The Edible Plant Database provides data based on geographical location and growing season to answer questions such as “What can I plant now” and “what can I plant that will yield a crop on some future date”.

  • Do plants that require more sunlight also require higher temperatures?
  • What cultivation classes require the most water?

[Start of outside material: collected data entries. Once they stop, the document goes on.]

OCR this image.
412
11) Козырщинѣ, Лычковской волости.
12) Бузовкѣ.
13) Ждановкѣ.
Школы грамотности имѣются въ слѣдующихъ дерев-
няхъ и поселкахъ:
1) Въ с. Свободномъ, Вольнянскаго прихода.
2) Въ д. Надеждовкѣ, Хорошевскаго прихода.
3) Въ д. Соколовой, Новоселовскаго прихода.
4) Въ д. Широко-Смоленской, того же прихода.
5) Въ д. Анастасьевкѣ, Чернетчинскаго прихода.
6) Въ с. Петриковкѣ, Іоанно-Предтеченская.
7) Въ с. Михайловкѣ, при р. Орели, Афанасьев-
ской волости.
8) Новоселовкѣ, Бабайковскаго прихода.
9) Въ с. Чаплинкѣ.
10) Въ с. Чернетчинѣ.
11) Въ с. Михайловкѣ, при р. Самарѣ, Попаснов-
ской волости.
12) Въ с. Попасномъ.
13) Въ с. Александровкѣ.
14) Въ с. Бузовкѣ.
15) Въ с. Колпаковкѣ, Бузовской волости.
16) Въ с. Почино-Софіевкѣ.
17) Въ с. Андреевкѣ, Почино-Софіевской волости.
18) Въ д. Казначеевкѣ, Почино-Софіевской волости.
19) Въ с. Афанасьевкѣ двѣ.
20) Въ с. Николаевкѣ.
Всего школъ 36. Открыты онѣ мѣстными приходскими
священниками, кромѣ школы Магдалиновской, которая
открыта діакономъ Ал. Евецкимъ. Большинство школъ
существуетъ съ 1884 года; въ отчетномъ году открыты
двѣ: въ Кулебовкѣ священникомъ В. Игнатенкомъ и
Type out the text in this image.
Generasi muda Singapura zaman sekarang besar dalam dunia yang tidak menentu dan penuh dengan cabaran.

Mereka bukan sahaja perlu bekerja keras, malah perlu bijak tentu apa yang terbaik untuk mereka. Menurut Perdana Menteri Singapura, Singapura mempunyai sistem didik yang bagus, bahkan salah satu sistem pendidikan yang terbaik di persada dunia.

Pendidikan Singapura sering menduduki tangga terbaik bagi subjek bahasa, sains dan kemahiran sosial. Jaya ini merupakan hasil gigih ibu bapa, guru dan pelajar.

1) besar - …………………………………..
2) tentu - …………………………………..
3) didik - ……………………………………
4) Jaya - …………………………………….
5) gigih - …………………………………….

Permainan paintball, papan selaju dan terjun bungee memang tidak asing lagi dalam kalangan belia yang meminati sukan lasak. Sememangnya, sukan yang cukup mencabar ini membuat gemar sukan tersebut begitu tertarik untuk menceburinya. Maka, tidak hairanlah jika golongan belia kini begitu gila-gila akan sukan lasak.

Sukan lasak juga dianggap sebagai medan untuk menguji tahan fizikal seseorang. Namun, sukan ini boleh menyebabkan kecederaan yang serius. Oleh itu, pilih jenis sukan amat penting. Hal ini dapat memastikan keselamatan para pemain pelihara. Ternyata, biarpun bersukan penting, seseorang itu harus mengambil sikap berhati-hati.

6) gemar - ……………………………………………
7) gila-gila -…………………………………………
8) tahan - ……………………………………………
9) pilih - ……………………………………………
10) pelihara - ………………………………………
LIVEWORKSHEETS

Thank you to Nicola Rennie for curating this week’s dataset.

Code
edible_plants <- readr::read_csv('https://raw.githubusercontent.com/rfordatascience/tidytuesday/main/data/2026/2026-02-03/edible_plants.csv') |> 
  mutate(genus = stringr::str_extract(taxonomic_name, "^\\w+")) |> 
  mutate(nutrients2 = tolower(stringr::str_extract(nutrients, "^\\w+"))) |> 
  mutate(temp_class2 = case_when(
    temperature_class == "Very hard" ~ "Very hardy",
    temperature_class == "Very tender" ~ "Tender",
    TRUE ~ temperature_class
  )) |> 
  mutate(water = tolower(water)) |> 
  mutate(nutrients2 = forcats::fct_relevel(nutrients2, c("low", "medium", "high")),
         temp_class2 = forcats::fct_relevel(temp_class2, c("Tender", "Half hardy", "Hardy", "Very hardy")),
         water = forcats::fct_relevel(water, c("low", "medium", "high"))) |> 
  mutate(sunlight = tolower(sunlight)) |> 
  mutate(sunlight = case_when(
    sunlight == "full sun/partial shade/ full shade" ~ "full sun/partial shade",
    sunlight == "full sun/partial shade/full shade" ~ "full sun/partial shade",
    TRUE ~ sunlight
  ))
Code
edible_plants |> 
  group_by(sunlight) |> 
  summarize(n())
# A tibble: 3 × 2
  sunlight               `n()`
  <chr>                  <int>
1 full sun                  87
2 full sun/partial shade    47
3 partial shade              6
Code
edible_plants_genus <- edible_plants |> 
  group_by(genus) |> 
  mutate(count = n()) |> 
  filter(count > 3)

edible_plants_genus  |> 
  group_by(genus) |> 
  summarize(n())
# A tibble: 6 × 2
  genus     `n()`
  <chr>     <int>
1 Allium        9
2 Brassica     18
3 Cucurbita     5
4 Prunus        6
5 Ribes         4
6 Solanum       5
Code
# devtools::install_github("haleyjeppson/ggmosaic")
library(ggmosaic)

edible_plants |> 
  filter(water != "very high", water != "very low") |>
  mutate(water = forcats::fct_drop(water)) |> 
  ggplot() +
  geom_mosaic(aes(x = product(sunlight, temp_class2), fill = water))  +
  theme_minimal() +
  theme(axis.text.x=element_text(angle = 45, hjust = 1)) + 
  labs(y="", x="water level:temperature hardiness", 
       title = "Breakdown of ideal conditions for edible plants",
       subtitle = "amount of sunlight",
       fill = "water level") 

A mosaic plot to show the proportional breakdown of the three variables sunlight, water, and temperature hardiness from the Edible Plant database. The largest proportion of water use across the plants is medium water use. Very few of the Tender plants have high water use. Only a few of the plants have partial shade as their ideal amount of sunlight.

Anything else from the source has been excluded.